Menurut dia, cara paling cepat menggerakkan pariwisata memang mendorong mobilitas manusia. Namun, hal itu bertentangan dengan kondisi saat ini. Oleh karena itu, fokus pemerintah seharusnya memberikan bantalan sosial, bantuan langsung tunai, serta stimulus bagi masyarakat dan usaha yang ada sekarang.
Survei Panel Ahli UNWTO menunjukkan prospek yang beragam untuk tahun 2021. Hampir separuh responden (45 persen) memperkirakan prospek yang lebih baik dibandingkan tahun lalu, sementara 25 persen mengharapkan kinerja yang sama tahun lalu, dan 30 persen memproyeksikan kinerja yang lebih buruk.
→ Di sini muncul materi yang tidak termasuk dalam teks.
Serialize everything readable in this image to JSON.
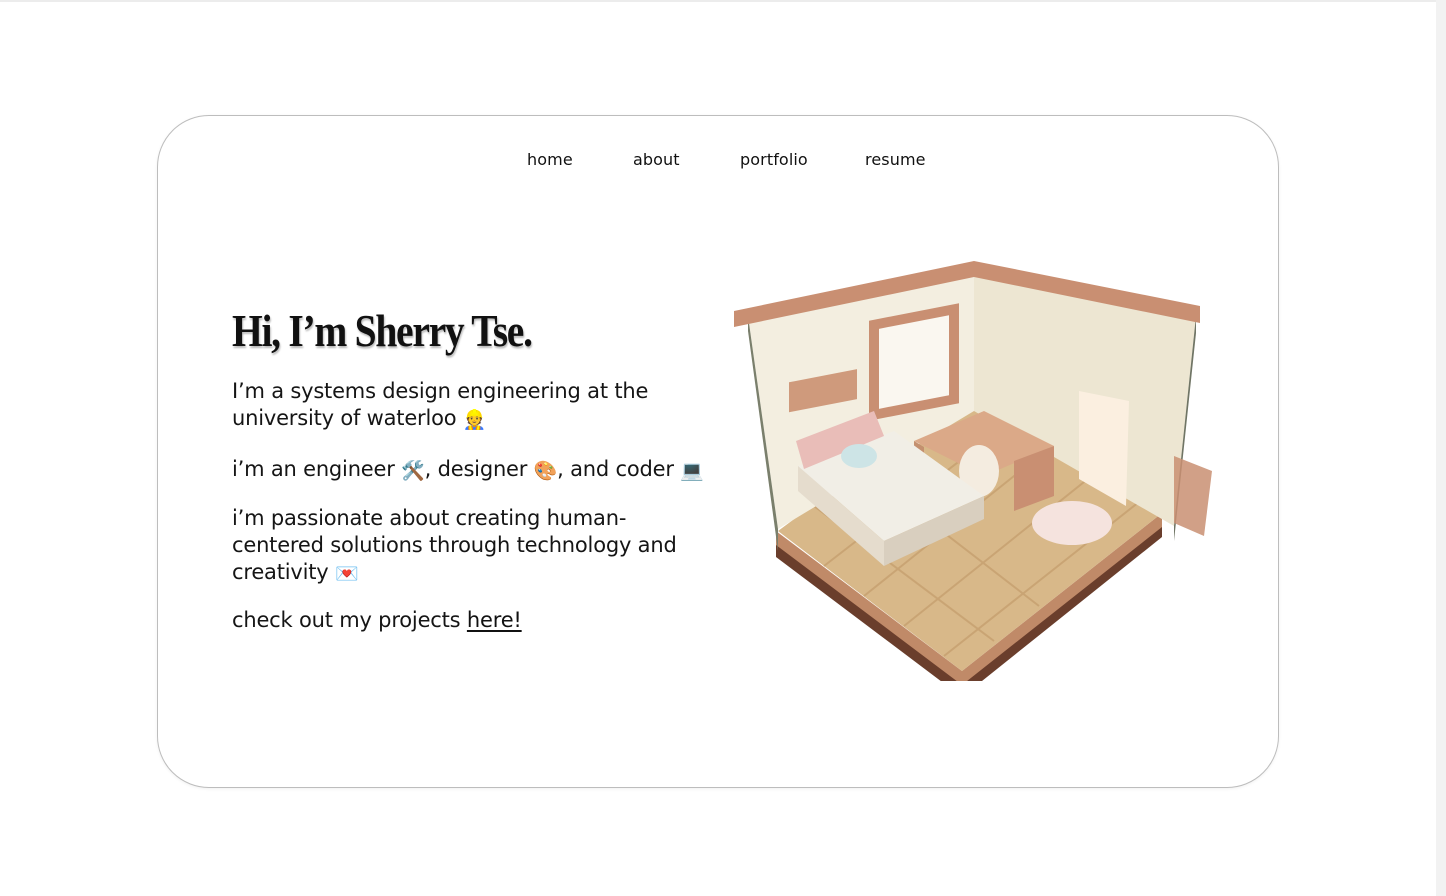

Mayoritas ahli tidak melihat situasi akan kembali seperti sebelum pandemi sebelum tahun 2023. Sebanyak 43 persen responden menunjuk tahun 2023, sementara 41 persen lain berharap pemulihan ke level 2019 pada tahun 2024 atau sesudahnya.
Fokus pemerintah
Menteri Pariwisata dan Ekonomi Kreatif Sandiaga Uno mengatakan, fokus pemerintah pada tahun 2021 ini adalah menjaga agar pelaku usaha dan pekerja di sektor pariwisata dan ekonomi kreatif (parekraf) tidak mengalami kehancuran permanen.
Ada 34 juta orang yang menggantungkan hidup di sektor pariwisata dan ekonomi kreatif serta 2,6 juta lapangan kerja yang terdampak pandemi. ”Pandemi ini langsung mengganggu arus kas para pegiat sektor parekraf. Maka, program tanggap daruratnya adalah menyelamatkan mereka,” katanya dalam wawancara dengan Kompas, pertengahan Februari 2021.
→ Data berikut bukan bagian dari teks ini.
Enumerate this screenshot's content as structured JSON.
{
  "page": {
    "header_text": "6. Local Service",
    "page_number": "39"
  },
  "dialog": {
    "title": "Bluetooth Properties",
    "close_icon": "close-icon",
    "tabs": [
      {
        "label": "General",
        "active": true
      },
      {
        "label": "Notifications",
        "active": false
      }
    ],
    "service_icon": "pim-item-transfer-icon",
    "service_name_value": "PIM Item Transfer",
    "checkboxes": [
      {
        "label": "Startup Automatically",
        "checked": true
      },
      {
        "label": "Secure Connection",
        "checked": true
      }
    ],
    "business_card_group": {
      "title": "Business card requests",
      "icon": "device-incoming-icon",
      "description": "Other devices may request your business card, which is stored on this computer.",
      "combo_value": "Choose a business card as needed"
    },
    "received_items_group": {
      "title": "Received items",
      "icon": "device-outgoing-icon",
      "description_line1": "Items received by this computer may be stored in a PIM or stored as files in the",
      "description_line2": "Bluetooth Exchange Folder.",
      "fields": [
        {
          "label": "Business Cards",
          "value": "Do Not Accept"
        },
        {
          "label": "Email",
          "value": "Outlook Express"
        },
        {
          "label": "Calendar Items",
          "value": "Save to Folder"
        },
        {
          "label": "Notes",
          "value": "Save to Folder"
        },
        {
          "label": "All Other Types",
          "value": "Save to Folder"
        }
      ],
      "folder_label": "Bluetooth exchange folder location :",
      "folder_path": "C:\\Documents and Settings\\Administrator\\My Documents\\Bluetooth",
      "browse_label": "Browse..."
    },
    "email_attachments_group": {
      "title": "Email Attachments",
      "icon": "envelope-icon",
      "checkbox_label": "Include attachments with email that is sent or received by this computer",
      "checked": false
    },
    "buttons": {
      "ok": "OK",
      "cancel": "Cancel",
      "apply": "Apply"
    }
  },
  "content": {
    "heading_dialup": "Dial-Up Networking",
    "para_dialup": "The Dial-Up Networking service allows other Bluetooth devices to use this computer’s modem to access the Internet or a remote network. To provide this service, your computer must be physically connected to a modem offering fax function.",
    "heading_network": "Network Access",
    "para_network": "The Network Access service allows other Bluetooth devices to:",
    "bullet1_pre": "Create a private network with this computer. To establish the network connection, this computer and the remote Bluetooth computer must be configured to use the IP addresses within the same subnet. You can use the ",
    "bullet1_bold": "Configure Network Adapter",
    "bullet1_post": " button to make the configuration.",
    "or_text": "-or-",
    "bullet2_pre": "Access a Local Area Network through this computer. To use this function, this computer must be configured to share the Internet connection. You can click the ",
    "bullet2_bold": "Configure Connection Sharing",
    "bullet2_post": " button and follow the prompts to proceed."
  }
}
Pada tahun 2021, pemerintah mengusulkan anggaran Rp 9,4 triliun untuk sektor pariwisata. Adapun anggaran dana hibah pariwisata Rp 2,7 triliun sampai Rp 3,7 triliun, sedikit naik dari alokasi pada 2020 sebesar Rp 3,3 triliun. Pasca-dugaan korupsi dana hibah di daerah, pemerintah akan mengevaluasi tata kelola penyalurannya lewat pembenahan pendataan.
Baca juga : Sandiaga: Pemerintah Fokus Bantu 34 Juta Pekerja (2)
Di sisi lain, ia mengatakan, sesuai arahan Presiden Joko Widodo, fokus utama tahun ini adalah mengembangkan lima destinasi super-prioritas di Danau Toba (Sumatera Utara), Borobudur (Jawa Tengah), Mandalika (Nusa Tenggara Barat), Likupang (Sulawesi Utara), dan Labuan Bajo (Nusa Tenggara Timur).
Daerah lain yang ditargetkan menjadi destinasi pariwisata prioritas adalah Wakatobi, Raja Ampat, Bangka Belitung, Bromo-Tengger-Semeru, dan Morotai. ”Kami terus melakukan simulasi berbasis data agar program pemulihan ekonomi nasional ini bisa dirasakan masyarakat, khususnya untuk menciptakan lapangan kerja,” kata Sandiaga.
Terkait arah pariwisata ke depan, Sandiaga membenarkan, pandemi akan menjadi titik balik dalam mengubah industri pariwisata yang lebih baik. Saat ini, pemerintah sedang membahas pengembangan wisata sehat (wellness tourism), seperti kegiatan yoga dan meditasi serta wisata spiritualitas untuk mencari ketenangan diri.
Menurut dia, pariwisata yang berkualitas dan berkelanjutan akan diminati oleh kaum milenial. Namun, ada pula sekitar 1 miliar masyarakat dunia berusia 60 tahun ke atas yang punya kemampuan belanja hingga 15 triliun-20 triliun dollar AS yang juga akan mencari pariwisata berkelanjutan itu.
Pemerintah sedang mendorong program rumah kedua (second home) melalui pemberlakuan visa jangka panjang hingga lima tahun. ”Saya bicarakan dengan Dirjen Imigrasi Kemenkumham (Kementerian Hukum dan Hak Asasi Manusia) agar visa lima tahun bisa menjadi bagian dari pariwisata berkualitas dan berkelanjutan,” kata Sandiaga.